A reader of Mark Shea’s blog recently asked him a great question: Why [does] the Catholic Church… build certain beliefs from Greek philosophy thus teaching, as for example, the soul’s immortality?
Mark pointed out to his reader that Scripture is clear on life after death and that Greek philosophy is not our source for it. And Mark is certainly correct about that.
But I think the reader was perhaps asking a different question from what the source of our doctrine is, or I might be reading a different question into it due to the wording – “build certain beliefs from.” That seems to be not merely asking for the source, but for why Greek philosophical terms and concepts seem to be built into Catholic theology. They are. And the why of that might be approached by means of an analogy.
Besides the construction of her theology and institutional organization, for what other constructions is the Catholic Church famous? I have chosen the words of the question with precision, so that for most of you, images of the great Cathedrals and St. Peter’s Square will spring instantly to mind. For when we speak of Catholic constructions, these marvelous edifices are the epitome. Now, of what are they built? For the most part, they are built of stone – fitting for both its versatility of application and permanence. And how are they built? By the methods of builders who build with stone, of course. And here is the pertinent question: Did the Catholic Church invent the art of building with stone? No. of course not. She built (and builds) her churches from materials that humans have been building with for millennia and she employs the very best of the methods for using those materials. The Church was born, so to speak, where the techniques of building with stone were already at their highest level of achievement, in the Roman-dominated Hellenic world, where great public buildings –- and the kinds of organization necessary to plan, finance, and accomplish their exquisitely-crafted construction — were a fixture of every city. In the course of her own life over the past 2000 years, the Church has added to the development of stone craft and architecture, creating soaring structures that elevate the human gaze and prompt reflection about our relationship to God.

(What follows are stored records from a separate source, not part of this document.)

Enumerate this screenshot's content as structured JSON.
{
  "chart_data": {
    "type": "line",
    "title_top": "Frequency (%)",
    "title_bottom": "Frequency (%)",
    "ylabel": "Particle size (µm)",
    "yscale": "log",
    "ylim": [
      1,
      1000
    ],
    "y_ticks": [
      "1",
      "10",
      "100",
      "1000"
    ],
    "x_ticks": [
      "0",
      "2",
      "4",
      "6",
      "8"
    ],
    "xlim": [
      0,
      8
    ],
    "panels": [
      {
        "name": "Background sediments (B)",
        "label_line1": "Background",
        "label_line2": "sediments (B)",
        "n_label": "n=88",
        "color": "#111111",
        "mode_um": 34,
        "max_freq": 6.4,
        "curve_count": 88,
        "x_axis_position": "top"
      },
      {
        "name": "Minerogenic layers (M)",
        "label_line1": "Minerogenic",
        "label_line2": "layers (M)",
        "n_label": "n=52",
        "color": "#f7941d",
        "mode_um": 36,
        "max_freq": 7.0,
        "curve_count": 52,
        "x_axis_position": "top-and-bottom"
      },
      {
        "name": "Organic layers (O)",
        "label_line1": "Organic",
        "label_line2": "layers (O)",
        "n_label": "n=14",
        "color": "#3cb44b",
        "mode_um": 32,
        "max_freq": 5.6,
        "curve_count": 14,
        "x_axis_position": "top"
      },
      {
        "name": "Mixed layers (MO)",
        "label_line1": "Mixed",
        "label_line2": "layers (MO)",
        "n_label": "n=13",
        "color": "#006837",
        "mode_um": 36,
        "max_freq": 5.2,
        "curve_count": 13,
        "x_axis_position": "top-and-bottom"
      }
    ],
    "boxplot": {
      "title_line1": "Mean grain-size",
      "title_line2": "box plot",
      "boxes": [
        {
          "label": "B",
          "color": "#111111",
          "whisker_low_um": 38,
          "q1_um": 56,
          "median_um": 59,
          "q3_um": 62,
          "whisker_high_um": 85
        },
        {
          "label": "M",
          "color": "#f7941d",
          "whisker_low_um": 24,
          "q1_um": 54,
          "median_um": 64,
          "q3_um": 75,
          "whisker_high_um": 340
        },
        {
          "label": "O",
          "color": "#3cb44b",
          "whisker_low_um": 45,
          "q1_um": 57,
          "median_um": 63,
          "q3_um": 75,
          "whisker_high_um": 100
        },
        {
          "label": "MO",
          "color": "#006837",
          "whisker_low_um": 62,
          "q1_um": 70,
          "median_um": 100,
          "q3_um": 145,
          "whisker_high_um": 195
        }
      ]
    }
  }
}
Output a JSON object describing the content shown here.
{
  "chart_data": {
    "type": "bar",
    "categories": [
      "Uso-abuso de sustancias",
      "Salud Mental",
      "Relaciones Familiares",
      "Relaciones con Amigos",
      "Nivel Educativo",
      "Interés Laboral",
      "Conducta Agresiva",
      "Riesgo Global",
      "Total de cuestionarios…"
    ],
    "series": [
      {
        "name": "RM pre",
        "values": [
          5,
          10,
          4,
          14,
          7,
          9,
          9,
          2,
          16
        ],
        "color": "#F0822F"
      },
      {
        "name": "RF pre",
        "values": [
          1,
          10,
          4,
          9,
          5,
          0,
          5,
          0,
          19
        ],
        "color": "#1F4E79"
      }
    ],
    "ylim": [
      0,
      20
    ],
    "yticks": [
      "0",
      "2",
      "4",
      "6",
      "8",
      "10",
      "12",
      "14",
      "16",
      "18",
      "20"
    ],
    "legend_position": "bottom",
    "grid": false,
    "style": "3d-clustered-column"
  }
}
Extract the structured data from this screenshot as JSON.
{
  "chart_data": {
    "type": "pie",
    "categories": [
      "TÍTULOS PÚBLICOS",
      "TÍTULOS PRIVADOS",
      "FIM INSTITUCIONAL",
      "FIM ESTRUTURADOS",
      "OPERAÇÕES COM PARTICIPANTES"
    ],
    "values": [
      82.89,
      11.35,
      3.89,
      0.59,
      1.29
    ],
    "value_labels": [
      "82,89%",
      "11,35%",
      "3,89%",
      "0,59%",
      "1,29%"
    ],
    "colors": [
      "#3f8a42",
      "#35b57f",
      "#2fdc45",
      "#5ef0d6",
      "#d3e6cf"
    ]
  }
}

I submit to you that the same thing is true of thinking systematically about doctrine. Greek philosophy is not any more necessary for an encounter with Christ, for he preaching of the Gospel, or for the operation of the Catholic priesthood than are the great cathedrals. But since faith seeks understanding, Catholics from the beginning have chosen to think systematically about their faith. And where the Church grew up there was readily at hand, as ubiquitous as granite, the most versatile and permanent construction blocks for thinking that had ever been created by human beings – the Greek language and Greek philosophy.
More though is at work here than mere happenstance. Never once from Abraham to Jesus’ birth did the physical location and cultural surroundings of the chosen people not interest the God who was preparing them to bear his Salvation to the world. The diaspora (dispersal) into Greek culture of the Jews was hardly some accident out of the providence of the God who “divided the nations” and “appointed the bounds of people according to the number of the children of Israel” (Deut 32:8, Douay-Rheims). Even the great Hellenizer of the ancient world, Alexander the Great, was prophetically ordained (Daniel 2:39; 7:6; 8:5-7; 11:3-4). And what of that Greek mastery of thought? Do we say with Matthew Arnold that there was in the nature of man, “something that inclined him to Greek”? Perhaps.
Or better, we acknowledge with St. John that the very Logos is “the true light, which enlighteneth every man that cometh into this world” (John 1:9, Douay-Rheims). Now, Romano Guardini would have it that the Greeks were particularly graced with this light and specially prepared in thought for the conception of The Word — that there was a dual preparation of this world for the coming of the Logos, in both the Old Testament people and the Greek language and philosophy:
In order that this conception of the Logos, idea and source of all ideas, stand ready to serve sacred Christology, Greek thought labored for six centuries (The Lord, p 538).
In the course of her own life over the past 2000 years, the Church has added to the development of philosophy, making it the handmaiden of theology — that most elevated of human enterprises — seeking to know God in Christ, building the structure of her knowledge from the solid, polished, and exquisitely-crafted thinking of the Greeks.